14 healthy lowlanders ascended from Tübingen (341m, Germany) to the Capanna Margherita (CM; 4554m, Italy) during the Tübingen High Altitude Ophthalmology (THAO) research expedition within 24hours including one overnight stay at 3611m. AMS scores (Lake Louise and AMS-c scores) were assessed twice daily during HAE. Oxygen saturation (SpO2) and heart rate were monitored daily. FA was performed one day after arrival at the CM using Spectralis HRA+OCT (Heidelberg Engineering, Germany). Baseline recordings were taken before and at least 2 weeks after HAE at the University Eye Hospital in Tübingen. No drugs were taken to help the acclimatization process.

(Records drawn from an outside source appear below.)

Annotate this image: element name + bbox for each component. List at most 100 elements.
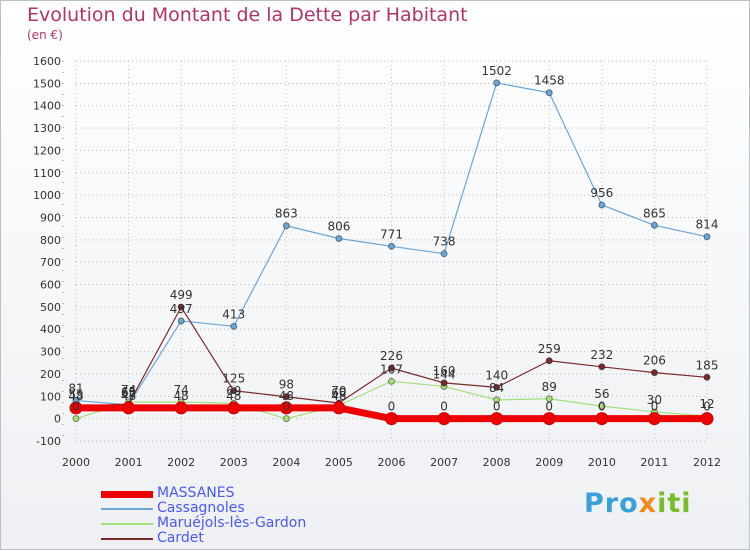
data-point (598, 402, 606, 410)
data-point (545, 357, 553, 365)
data-label: 1458 (534, 74, 565, 88)
data-label: 56 (594, 387, 609, 401)
data-point (335, 234, 343, 242)
x-tick-label: 2006 (378, 456, 406, 469)
data-point (703, 373, 711, 381)
x-tick-label: 2002 (167, 456, 195, 469)
y-tick-label: 1300 (33, 122, 61, 135)
data-label: 48 (68, 389, 83, 403)
data-label: 738 (433, 235, 456, 249)
x-tick-label: 2000 (62, 456, 90, 469)
data-point (700, 412, 714, 426)
data-point (69, 401, 83, 415)
data-point (493, 383, 501, 391)
data-label: 0 (598, 400, 606, 414)
legend-swatch (101, 538, 153, 540)
data-point (72, 415, 80, 423)
data-point (230, 322, 238, 330)
x-tick-label: 2012 (693, 456, 721, 469)
y-tick-label: 300 (40, 346, 61, 359)
x-tick-label: 2009 (535, 456, 563, 469)
legend-swatch (101, 508, 153, 510)
data-label: 226 (380, 349, 403, 363)
data-point (440, 379, 448, 387)
data-label: 0 (493, 400, 501, 414)
data-label: 185 (696, 358, 719, 372)
x-tick-label: 2005 (325, 456, 353, 469)
legend-swatch (101, 523, 153, 525)
data-label: 62 (121, 386, 136, 400)
data-label: 48 (226, 389, 241, 403)
data-point (332, 401, 346, 415)
data-label: 0 (651, 400, 659, 414)
y-tick-label: 1100 (33, 167, 61, 180)
data-point (437, 412, 451, 426)
data-point (595, 412, 609, 426)
data-point (174, 401, 188, 415)
data-point (177, 303, 185, 311)
data-point (227, 401, 241, 415)
data-point (388, 364, 395, 372)
chart-title: Evolution du Montant de la Dette par Hab… (27, 4, 468, 26)
data-point (650, 221, 658, 229)
data-point (542, 412, 556, 426)
data-point (545, 395, 553, 403)
data-label: 48 (174, 389, 189, 403)
y-tick-label: 600 (40, 279, 61, 292)
data-label: 499 (170, 288, 193, 302)
data-label: 65 (121, 385, 136, 399)
data-point (703, 233, 711, 241)
data-point (650, 369, 658, 377)
data-label: 48 (279, 389, 294, 403)
data-point (122, 401, 136, 415)
data-label: 1502 (481, 64, 512, 78)
data-label: 0 (388, 400, 396, 414)
data-point (279, 401, 293, 415)
x-tick-label: 2011 (640, 456, 668, 469)
data-label: 48 (121, 389, 136, 403)
data-label: 160 (433, 364, 456, 378)
y-tick-label: 0 (54, 413, 61, 426)
x-tick-label: 2007 (430, 456, 458, 469)
data-point (490, 412, 504, 426)
y-tick-label: 900 (40, 211, 61, 224)
data-label: 60 (331, 386, 346, 400)
y-tick-label: 1600 (33, 55, 61, 68)
unit-label: (en €) (27, 28, 63, 42)
data-label: 69 (226, 384, 241, 398)
data-point (440, 250, 448, 258)
data-label: 89 (542, 380, 557, 394)
y-tick-label: 100 (40, 390, 61, 403)
data-label: 98 (279, 378, 294, 392)
y-tick-label: 1000 (33, 189, 61, 202)
y-tick-label: 1500 (33, 77, 61, 90)
data-label: 140 (485, 368, 508, 382)
data-point (598, 201, 606, 209)
data-point (388, 242, 395, 250)
data-label: 12 (699, 397, 714, 411)
data-label: 0 (703, 400, 711, 414)
legend-label: Maruéjols-lès-Gardon (157, 515, 307, 531)
data-label: 55 (68, 387, 83, 401)
data-label: 956 (590, 186, 613, 200)
y-tick-label: -100 (36, 435, 61, 448)
x-tick-label: 2001 (115, 456, 143, 469)
data-point (230, 387, 238, 395)
data-label: 771 (380, 227, 403, 241)
data-label: 814 (696, 218, 719, 232)
data-label: 74 (174, 383, 189, 397)
data-label: 125 (222, 372, 245, 386)
x-tick-label: 2004 (272, 456, 300, 469)
x-tick-label: 2003 (220, 456, 248, 469)
data-label: 0 (283, 400, 291, 414)
data-label: 413 (222, 307, 245, 321)
data-point (647, 412, 661, 426)
y-tick-label: 800 (40, 234, 61, 247)
data-label: 144 (433, 367, 456, 381)
proxiti-logo: Proxiti (584, 488, 692, 519)
data-point (177, 317, 185, 325)
data-label: 206 (643, 354, 666, 368)
data-label: 84 (489, 381, 504, 395)
data-point (282, 222, 290, 230)
y-tick-label: 1200 (33, 144, 61, 157)
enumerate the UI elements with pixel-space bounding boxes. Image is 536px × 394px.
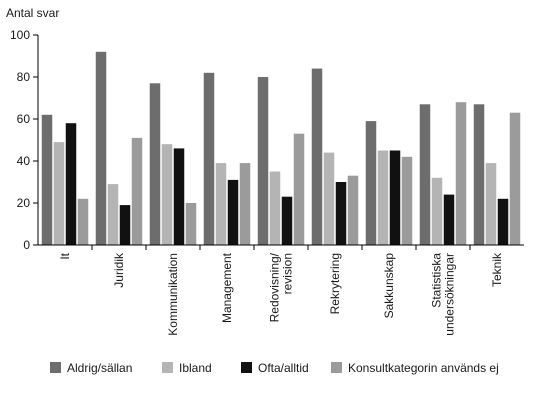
y-tick-label: 40 — [17, 154, 31, 168]
legend-label: Konsultkategorin används ej — [348, 361, 499, 375]
legend: Aldrig/sällan Ibland Ofta/alltid Konsultkat… — [50, 361, 499, 375]
bar — [173, 148, 185, 245]
bars — [41, 51, 521, 245]
x-axis: It Juridik Kommunikation Management Redovisn… — [38, 244, 524, 336]
x-tick-label: Statistiskaundersökningar — [430, 253, 457, 336]
bar — [389, 150, 401, 245]
x-tick-label: Management — [220, 252, 234, 323]
bar — [215, 163, 227, 245]
bar — [41, 114, 53, 245]
x-tick-label: Sakkunskap — [382, 253, 396, 319]
x-tick-label-line: Rekrytering — [328, 253, 342, 314]
bar — [497, 198, 509, 245]
legend-swatch — [241, 362, 252, 373]
bar — [377, 150, 389, 245]
bar — [149, 83, 161, 245]
bar — [347, 175, 359, 245]
bar — [431, 177, 443, 245]
legend-label: Ofta/alltid — [258, 361, 309, 375]
y-tick-label: 20 — [17, 196, 31, 210]
x-tick-label-line: Management — [220, 252, 234, 323]
y-tick-label: 0 — [23, 238, 30, 252]
x-tick-label-line: undersökningar — [443, 253, 457, 336]
bar — [185, 203, 197, 245]
bar — [107, 184, 119, 245]
bar — [131, 137, 143, 245]
legend-swatch — [331, 362, 342, 373]
bar — [281, 196, 293, 245]
x-tick-label: Juridik — [112, 252, 126, 288]
bar — [473, 104, 485, 245]
x-tick-label-line: Juridik — [112, 252, 126, 288]
bar — [443, 194, 455, 245]
bar — [419, 104, 431, 245]
x-tick-label-line: Kommunikation — [166, 253, 180, 336]
bar — [119, 205, 131, 245]
bar — [293, 133, 305, 245]
y-axis-label: Antal svar — [6, 6, 59, 20]
x-tick-label-line: Redovisning/ — [268, 252, 282, 322]
legend-swatch — [50, 362, 61, 373]
bar — [161, 144, 173, 245]
legend-label: Ibland — [179, 361, 212, 375]
bar — [77, 198, 89, 245]
bar — [311, 68, 323, 245]
bar — [509, 112, 521, 245]
x-tick-label: Kommunikation — [166, 253, 180, 336]
x-tick-label-line: revision — [281, 253, 295, 294]
bar — [485, 163, 497, 245]
bar — [227, 179, 239, 245]
bar — [257, 77, 269, 245]
x-tick-label: It — [58, 252, 72, 259]
x-tick-label: Teknik — [490, 252, 504, 287]
legend-label: Aldrig/sällan — [67, 361, 132, 375]
bar — [335, 182, 347, 245]
bar — [239, 163, 251, 245]
bar — [95, 51, 107, 245]
y-axis: 0 20 40 60 80 100 — [10, 28, 39, 252]
x-tick-label-line: It — [58, 252, 72, 259]
bar — [401, 156, 413, 245]
y-tick-label: 100 — [10, 28, 30, 42]
bar — [269, 171, 281, 245]
x-tick-label: Rekrytering — [328, 253, 342, 314]
bar — [455, 102, 467, 245]
y-tick-label: 60 — [17, 112, 31, 126]
bar — [53, 142, 65, 245]
bar — [203, 72, 215, 245]
x-tick-label-line: Teknik — [490, 252, 504, 287]
x-tick-label: Redovisning/revision — [268, 252, 295, 322]
y-tick-label: 80 — [17, 70, 31, 84]
bar — [365, 121, 377, 245]
bar — [65, 123, 77, 245]
legend-swatch — [162, 362, 173, 373]
x-tick-label-line: Statistiska — [430, 253, 444, 308]
x-tick-label-line: Sakkunskap — [382, 253, 396, 319]
bar — [323, 152, 335, 245]
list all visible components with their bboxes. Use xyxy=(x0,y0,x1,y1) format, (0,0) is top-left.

One day after arrival at CM, FA revealed considerable peripheral dye concentrated in the temporal quadrant in 7 out of 14 subjects. Incidence of AMS according to AMS scores was 50% on day2. Only 2 subjects with leakage showed clinically relevant AMS scores. Subjects with AMS had lower SpO2 (71.7±6.54%) and higher heart rate (85.7±9.0/min) compared to those without AMS (74.3±5.48% and 79.8±9.9/min respectively). At baseline FA showed no leakage and all AMS-scores were negative.
To the best of our knowledge this is the first report of FA revealing leakage during HAE. While incidence for leakage and AMS was found to be 50%, leakage did not correlate with symptoms of AMS. Our data support a hypoxia-induced increased vascular permeability, but do not support its potential role in the pathogenesis of AMS.